Indi, come orologio che ne chiami
ne l’ora che la sposa di Dio surge
a mattinar lo sposo perché l’ami, 
141

che l’una parte e l’altra tira e urge,
tin tin sonando con sì dolce nota,
che ’l ben disposto spirto d’amor turge; 
144

così vid’ ïo la gloriosa rota
muoversi e render voce a voce in tempra
e in dolcezza ch’esser non pò nota 
147

se non colà dove gioir s’insempra.

 S. Tommaso ha parlato, poi, come l’orologio nell’ora in cui la Chiesa si alza per le preghiere del mattino muove le sue ruote con tanta dolcezza che gli spiriti per la devozione si riempiono d’amore, così la gloriosa corona di beati ricomincia a danzare cantando con tanta soavità che non può essere udita se non là dove c’è eterna gioia.
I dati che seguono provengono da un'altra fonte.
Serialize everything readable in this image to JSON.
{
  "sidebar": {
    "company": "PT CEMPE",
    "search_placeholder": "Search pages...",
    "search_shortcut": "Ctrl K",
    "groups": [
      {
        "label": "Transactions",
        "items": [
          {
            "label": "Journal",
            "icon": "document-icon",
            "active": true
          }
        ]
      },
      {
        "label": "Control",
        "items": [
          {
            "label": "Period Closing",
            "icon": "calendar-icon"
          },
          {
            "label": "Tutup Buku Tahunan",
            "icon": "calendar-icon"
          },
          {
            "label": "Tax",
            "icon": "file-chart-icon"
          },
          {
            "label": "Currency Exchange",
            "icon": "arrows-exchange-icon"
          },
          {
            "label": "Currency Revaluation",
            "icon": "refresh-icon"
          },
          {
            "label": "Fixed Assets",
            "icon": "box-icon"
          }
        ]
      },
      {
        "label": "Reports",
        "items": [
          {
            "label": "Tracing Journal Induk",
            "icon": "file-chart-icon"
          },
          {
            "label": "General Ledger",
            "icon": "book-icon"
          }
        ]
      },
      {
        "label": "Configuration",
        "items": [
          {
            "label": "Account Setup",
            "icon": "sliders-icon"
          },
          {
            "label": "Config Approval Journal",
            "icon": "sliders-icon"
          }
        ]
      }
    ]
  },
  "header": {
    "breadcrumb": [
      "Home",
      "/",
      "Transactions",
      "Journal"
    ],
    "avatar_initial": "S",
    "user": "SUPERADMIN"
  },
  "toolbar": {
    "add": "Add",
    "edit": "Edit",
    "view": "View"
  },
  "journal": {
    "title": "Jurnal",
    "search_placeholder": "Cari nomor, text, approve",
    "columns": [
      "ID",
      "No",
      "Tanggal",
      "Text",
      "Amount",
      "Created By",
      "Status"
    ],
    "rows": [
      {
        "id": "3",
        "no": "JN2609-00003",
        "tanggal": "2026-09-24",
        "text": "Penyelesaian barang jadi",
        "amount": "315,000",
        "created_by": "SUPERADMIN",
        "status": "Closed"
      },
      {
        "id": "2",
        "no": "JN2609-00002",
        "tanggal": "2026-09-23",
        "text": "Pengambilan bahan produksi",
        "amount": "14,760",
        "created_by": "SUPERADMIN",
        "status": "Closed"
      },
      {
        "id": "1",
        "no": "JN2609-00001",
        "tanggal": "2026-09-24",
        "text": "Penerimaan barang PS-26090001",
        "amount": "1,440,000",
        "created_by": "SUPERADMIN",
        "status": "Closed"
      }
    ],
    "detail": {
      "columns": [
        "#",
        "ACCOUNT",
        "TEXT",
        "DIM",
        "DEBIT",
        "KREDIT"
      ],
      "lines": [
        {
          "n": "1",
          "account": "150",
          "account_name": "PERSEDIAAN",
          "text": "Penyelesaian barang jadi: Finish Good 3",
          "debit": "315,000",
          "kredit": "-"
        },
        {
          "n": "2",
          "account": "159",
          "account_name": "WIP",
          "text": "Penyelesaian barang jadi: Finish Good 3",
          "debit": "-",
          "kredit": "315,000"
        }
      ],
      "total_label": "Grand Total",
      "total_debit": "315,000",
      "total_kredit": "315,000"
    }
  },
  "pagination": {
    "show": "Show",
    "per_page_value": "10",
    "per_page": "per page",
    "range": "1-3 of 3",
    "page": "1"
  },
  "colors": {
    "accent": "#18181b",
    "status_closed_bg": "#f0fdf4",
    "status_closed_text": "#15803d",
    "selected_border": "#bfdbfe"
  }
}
I dodici beati che fanno corona attorno a Beatrice e Dante per i significati dei nomi loro possono essere collocati sull’Albero di Tiphereth e omologati alle 12 tribù di Israele (v. la relativa loro collocazione sull’Albero in ‘Commento alla Genesi’ cap. 30); oppure ai dodici apostoli di Gesù (v. la loro collocazione sull’Albero nel ‘Commento al vangelo di Matteo’ cap. 10, in www.taozen.it   Testi sacri); oppure ai 12 mesi dell’anno, o ai 12 segni dello zodiaco , o alle 7 note musicali con le 5 alterazioni (7+5 = 12) ecc.. in ogni caso essi formano un cerchio completo di tipologie, raccolte un’unità, che arricchiscono con la loro ‘Sapienza’ il Tiphereth del Discepolo Dante e della sua Coscienza, Beatrice: canto e danza esprimono in modo superlativo il significato proprio di questa Sephirah, cioè: la Bellezza celeste nella sua cosmica Armonia.